Best Argument: Impossible
Apple's a friend to education
Matthew Miller: In 1989 I was issued a Macintosh SE at the USCG Academy. A few years later at Berkeley I purchased another Mac with an education discount. Apple has a long history of being a friend to educational institutions and I think they are going to be even more aggressive starting this year with deep discounts on the iPad 2, incentives for organizations to adopt Apple products, and willingness to spend some of their huge cash reserves to build the Apple educational ecosystem.
Apple has the OS, the hardware, and now the ecosystem strategy needed to have a major impact on the educational system. The only real barrier to implementation is cost and that is something they can impact, if they are willing to take the risk. If they are successful in widespread adoption of the iPad and the Apple Textbooks program, this success should increase their growth in the PC market as children growing up learning with an iPad, then take that experience to their primary computer.
Not suited to public education
Chris Dawson: Herbert Hoover called for a “chicken in every pot” during his 1928 presidential campaign. That didn’t work out so well with the Great Depression coming shortly thereafter, but the idea of a “tablet in every backpack” is one whose time has come. For well-heeled schools and districts, that device will probably be an iPad. For everyone else, though, it’s going to be something different.

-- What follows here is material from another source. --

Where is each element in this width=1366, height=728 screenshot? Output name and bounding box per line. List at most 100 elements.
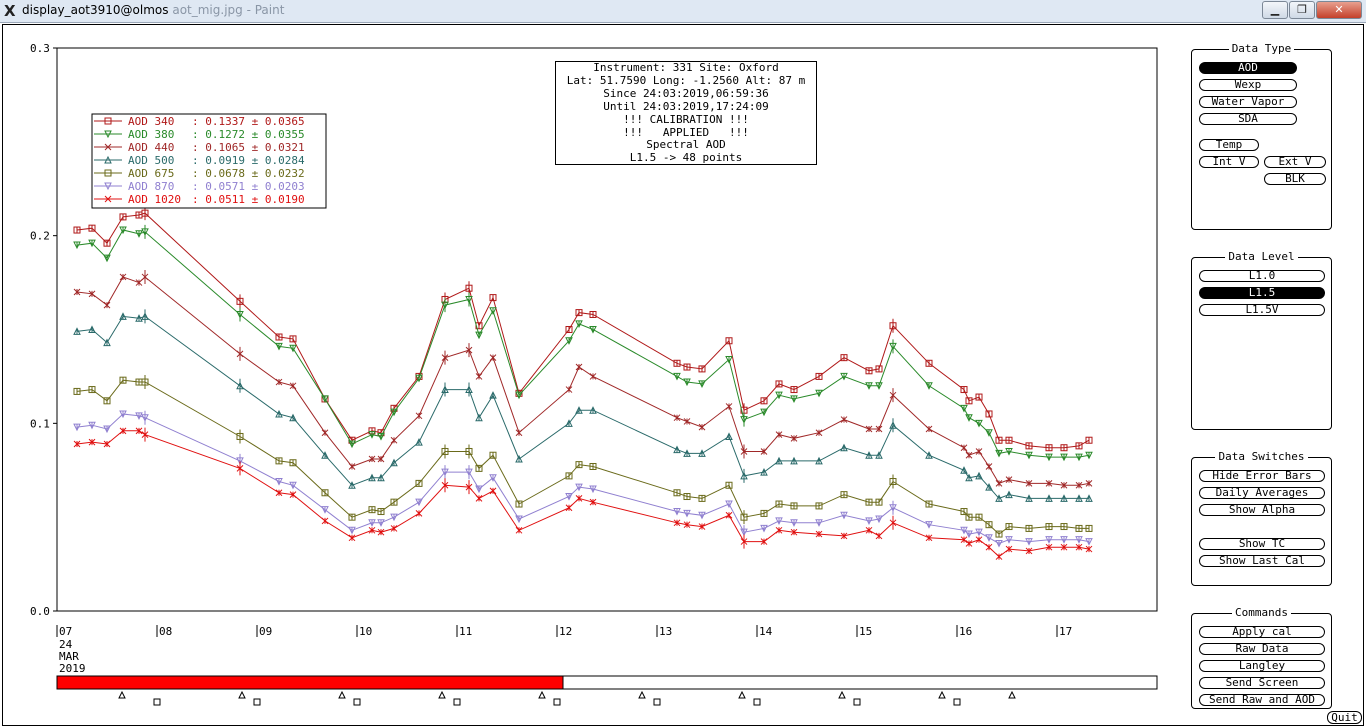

Perhaps it will be an Intel Classmate, a Kindle Fire, a cheap laptop, a Chromebook, or any number of personal computing devices that students can bring to class and have as constant companions for anytime, anywhere study and interaction. But Apple’s first foray into e-textbooks, iBooks and iBooks Author makes it clear that theirs will be a closed ecosystem not well suited to widespread use in public education. Yes, a tablet in every backpack will be a reality. An iPad in every backpack? Not so much.